In an industry where model cycles change faster than smartphone wallpapers, a 20-year partnership is no small milestone. Global auto giant Stellantis and Tata Motors Passenger Vehicles have officially celebrated two decades of collaboration by signing a fresh Memorandum of Understanding (MoU) — signaling that their joint journey is getting a sequel, not an end-credits roll.
Announced in Pune on 10 February 2026, the companies marked 20 years of their 50:50 joint venture — Fiat India Automobiles Private Limited (FIAPL) — with a renewed intent to explore deeper cooperation across manufacturing, engineering, and supply chain operations in India and overseas.
🚗 Numbers That Deserve a Standing Ovation (and Maybe a Parade Lap)
Over the past two decades, the JV hasn’t just been busy — it’s been properly industrial-strength busy:
- 1.37+ million vehicles produced since the partnership began
- Annual production capacity: ~222,000 vehicles
- Workforce: Nearly 5,000 employees
- Current output mix:
- 4 Jeep models
- 3 Tata Motors passenger vehicles
That’s not just collaboration — that’s a long-running automotive band that still sells out stadiums.
🏭 Built on Nuts, Bolts, and Mutual Respect
The partners highlighted that FIAPL has evolved into a strong manufacturing and powertrain hub, backed by supply-chain excellence and process maturity.
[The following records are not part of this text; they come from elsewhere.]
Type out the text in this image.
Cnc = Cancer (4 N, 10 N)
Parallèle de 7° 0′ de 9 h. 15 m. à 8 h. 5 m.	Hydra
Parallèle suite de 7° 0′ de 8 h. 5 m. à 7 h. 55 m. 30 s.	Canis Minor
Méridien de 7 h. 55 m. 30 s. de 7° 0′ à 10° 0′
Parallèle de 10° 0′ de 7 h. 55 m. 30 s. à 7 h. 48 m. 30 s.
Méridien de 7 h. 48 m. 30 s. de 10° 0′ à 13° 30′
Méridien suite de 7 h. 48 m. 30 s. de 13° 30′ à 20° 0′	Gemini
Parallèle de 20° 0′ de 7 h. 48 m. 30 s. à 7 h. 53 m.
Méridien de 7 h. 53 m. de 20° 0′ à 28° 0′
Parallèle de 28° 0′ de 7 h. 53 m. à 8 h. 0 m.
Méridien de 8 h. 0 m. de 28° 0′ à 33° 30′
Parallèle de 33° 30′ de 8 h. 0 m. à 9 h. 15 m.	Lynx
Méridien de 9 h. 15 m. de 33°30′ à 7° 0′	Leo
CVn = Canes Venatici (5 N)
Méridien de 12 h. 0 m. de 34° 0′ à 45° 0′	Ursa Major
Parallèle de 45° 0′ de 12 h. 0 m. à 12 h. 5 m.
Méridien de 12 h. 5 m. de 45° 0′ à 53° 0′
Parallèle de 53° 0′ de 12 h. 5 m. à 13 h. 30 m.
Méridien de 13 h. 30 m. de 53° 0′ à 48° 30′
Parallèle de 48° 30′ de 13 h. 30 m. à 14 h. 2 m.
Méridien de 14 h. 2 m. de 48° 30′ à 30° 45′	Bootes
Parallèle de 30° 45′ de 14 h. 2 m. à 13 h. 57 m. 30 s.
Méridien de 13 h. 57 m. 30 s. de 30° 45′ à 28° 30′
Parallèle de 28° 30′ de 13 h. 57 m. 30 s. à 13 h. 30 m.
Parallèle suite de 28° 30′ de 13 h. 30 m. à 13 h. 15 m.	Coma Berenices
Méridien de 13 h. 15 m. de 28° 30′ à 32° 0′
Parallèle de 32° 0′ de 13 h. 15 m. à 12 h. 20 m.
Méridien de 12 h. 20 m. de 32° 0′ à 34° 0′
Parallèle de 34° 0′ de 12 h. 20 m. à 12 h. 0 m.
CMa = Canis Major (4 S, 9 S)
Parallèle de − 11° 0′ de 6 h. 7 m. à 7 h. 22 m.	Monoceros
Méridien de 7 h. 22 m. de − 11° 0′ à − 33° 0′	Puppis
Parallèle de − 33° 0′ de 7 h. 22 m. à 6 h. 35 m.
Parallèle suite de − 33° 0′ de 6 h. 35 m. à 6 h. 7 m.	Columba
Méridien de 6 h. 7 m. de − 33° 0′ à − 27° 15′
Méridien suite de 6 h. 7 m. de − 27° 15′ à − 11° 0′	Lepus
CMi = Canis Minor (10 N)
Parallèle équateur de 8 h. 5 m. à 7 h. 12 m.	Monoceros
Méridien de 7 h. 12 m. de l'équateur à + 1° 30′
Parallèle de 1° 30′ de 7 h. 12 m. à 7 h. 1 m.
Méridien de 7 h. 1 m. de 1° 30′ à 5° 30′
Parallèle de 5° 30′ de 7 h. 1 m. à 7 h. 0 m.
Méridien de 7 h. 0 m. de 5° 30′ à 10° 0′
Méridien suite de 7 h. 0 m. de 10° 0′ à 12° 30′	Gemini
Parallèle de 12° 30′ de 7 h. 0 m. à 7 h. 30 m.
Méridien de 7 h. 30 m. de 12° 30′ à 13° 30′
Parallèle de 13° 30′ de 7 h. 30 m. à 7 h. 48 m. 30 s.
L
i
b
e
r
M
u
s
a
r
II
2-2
The JV combines Stellantis’ global platforms and technical depth with Tata Motors’ local market understanding and execution muscle — essentially global brains with desi street-smarts.
Grégoire Olivier, Chief Operating Officer, Asia Pacific at Stellantis, summed it up neatly, calling FIAPL “a testament to what two strong organizations can achieve together,” while emphasizing future-ready manufacturing, innovation, and sustainable growth as the next chapter.
Shailesh Chandra, MD & CEO of Tata Motors Passenger Vehicles, noted that the partnership has been built on trust, shared values, and a common vision — three things also recommended for marriages and long road trips.
🔧 What the New MoU Means
The newly signed MoU is not just ceremonial confetti. It opens the door to:
- Expanded manufacturing collaboration
- Joint engineering programs
- Stronger supply-chain integration
- Exploration of overseas opportunities
- Support for future-ready and sustainable mobility
In simple terms: after 20 years together, they’re not downsizing the relationship — they’re upgrading it.
With global supply chains being re-wired and India emerging as a critical auto manufacturing base, this renewed Stellantis–Tata Motors PV alignment could play a bigger role in export programs, electrified platforms, and next-gen vehicle architectures.
Two decades down, millions of cars later, and the partnership is still in gear — proof that in the auto world, some alliances age better than a well-maintained classic.